The report looks at one instance of how this is working in the UK’s prison and court building programme, which is run by the Ministry of Justice (MoJ). This appears to illustrate the importance of client activism and leadership: the MoJ cut the number of designers and contractors to a squad of about two dozen, then worked to “coach” and support this core group to build up a sense of cohesion between them. The next planned step is to bring in laser scanning and BIM-driven prefabrication.

Owners’ use of BIM consultants

Source: McGraw Hill Construction

Terry Stocks, the man in charge of the MoJ’s procurement strategy, says “our experience has been that BIM hasn’t cost more” and in terms of the percentage of a project’s budget that ends up in the finished product “we’re about 25% more efficient that we were in 2009”.

However, even with this degree of scrutiny by the client, there hasn’t been a noticeable reduction in the cost. Stocks says: “We’ve been using BIM for about two years and everyone is starting to realise that it reduces risk at the front end of a project. At the moment, they’re just at the cusp where they’ve done a couple of projects, they’ve been able to derisk the contrition, but they haven’t been brave enough to put it in their price. That’s something, as an intelligent client, you just have to live with; otherwise, you’re not going to get them on the journey.”

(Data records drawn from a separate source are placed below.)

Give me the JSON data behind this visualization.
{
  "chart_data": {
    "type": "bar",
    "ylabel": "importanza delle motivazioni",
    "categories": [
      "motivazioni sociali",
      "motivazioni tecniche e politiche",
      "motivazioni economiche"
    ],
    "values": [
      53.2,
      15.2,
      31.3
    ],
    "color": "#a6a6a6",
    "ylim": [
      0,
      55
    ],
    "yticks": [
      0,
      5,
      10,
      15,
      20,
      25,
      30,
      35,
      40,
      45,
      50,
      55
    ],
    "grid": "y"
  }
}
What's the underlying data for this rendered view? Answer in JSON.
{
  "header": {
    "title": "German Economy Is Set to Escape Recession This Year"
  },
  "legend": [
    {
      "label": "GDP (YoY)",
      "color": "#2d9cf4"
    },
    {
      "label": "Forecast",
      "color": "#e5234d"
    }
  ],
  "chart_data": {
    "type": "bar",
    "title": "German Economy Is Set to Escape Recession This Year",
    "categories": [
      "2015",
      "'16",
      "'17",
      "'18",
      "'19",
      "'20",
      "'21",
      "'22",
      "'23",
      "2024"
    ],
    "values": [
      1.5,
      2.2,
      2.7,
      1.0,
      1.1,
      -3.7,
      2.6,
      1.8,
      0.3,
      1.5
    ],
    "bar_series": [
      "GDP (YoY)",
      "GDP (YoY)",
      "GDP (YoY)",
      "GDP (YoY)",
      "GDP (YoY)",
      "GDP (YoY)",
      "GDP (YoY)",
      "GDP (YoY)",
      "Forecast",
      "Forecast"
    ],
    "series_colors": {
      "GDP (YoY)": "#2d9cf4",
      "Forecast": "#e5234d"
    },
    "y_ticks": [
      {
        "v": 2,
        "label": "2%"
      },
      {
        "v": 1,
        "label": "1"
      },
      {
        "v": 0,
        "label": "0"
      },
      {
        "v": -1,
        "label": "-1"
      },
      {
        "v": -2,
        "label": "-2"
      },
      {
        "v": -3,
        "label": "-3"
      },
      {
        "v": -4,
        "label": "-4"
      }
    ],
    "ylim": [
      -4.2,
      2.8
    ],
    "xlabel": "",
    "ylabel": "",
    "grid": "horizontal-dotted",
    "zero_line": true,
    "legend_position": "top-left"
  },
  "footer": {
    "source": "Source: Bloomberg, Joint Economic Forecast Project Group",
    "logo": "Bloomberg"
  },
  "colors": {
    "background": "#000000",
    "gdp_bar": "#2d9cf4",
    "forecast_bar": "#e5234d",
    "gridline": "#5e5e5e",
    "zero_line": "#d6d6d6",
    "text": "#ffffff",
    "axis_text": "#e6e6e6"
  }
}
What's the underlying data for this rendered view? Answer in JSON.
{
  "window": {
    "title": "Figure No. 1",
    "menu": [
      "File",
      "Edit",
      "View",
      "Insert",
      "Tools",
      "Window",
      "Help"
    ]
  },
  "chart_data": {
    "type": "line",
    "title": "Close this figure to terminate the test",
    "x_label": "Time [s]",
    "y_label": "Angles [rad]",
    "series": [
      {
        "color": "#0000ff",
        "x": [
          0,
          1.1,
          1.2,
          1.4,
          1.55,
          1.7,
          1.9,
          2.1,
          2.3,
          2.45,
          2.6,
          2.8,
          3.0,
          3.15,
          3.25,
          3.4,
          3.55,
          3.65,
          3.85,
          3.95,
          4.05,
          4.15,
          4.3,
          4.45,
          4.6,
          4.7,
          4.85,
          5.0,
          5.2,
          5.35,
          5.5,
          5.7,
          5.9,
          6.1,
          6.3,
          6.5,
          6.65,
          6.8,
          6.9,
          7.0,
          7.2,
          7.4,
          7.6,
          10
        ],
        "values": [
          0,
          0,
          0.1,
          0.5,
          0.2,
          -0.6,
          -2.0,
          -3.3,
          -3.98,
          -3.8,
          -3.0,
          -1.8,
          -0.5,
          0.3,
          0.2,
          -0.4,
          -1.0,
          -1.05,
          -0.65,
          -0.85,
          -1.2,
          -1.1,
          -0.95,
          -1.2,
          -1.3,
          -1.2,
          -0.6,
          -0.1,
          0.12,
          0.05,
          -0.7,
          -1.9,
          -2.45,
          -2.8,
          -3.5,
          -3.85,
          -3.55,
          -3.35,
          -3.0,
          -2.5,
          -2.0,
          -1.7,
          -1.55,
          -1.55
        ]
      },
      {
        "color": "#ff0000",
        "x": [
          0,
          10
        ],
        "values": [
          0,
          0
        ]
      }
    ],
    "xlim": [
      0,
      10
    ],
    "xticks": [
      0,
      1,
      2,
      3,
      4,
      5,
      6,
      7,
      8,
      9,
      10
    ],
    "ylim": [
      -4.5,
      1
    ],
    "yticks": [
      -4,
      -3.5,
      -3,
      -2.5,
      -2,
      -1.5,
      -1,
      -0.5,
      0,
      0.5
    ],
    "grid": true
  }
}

The findings also reveal that UK owners are increasingly using BIM for facilities management. The survey found that 78% of owners in the UK attached a high value to the use of BIM in FM, as opposed to 18% of owners in the US, and by 2019, 98% of those surveyed expected to be using BIM for their FM (compared with 52% of clients in the US). 

This points to a revolution in the FM industry – already, 94% of UK owners say they frequently get a model along with the completed building, and a third say they always get them.

But the report also found that owners face significant challenges when they try to integrate a model into their existing FM systems: there is the omnipresent problem of getting different software languages to communicate, and there is the equally common issue of adapting a working culture to fit in with BIM, rather than trying to adapt the BIM to fit in with the culture – the first impulse of many organisations.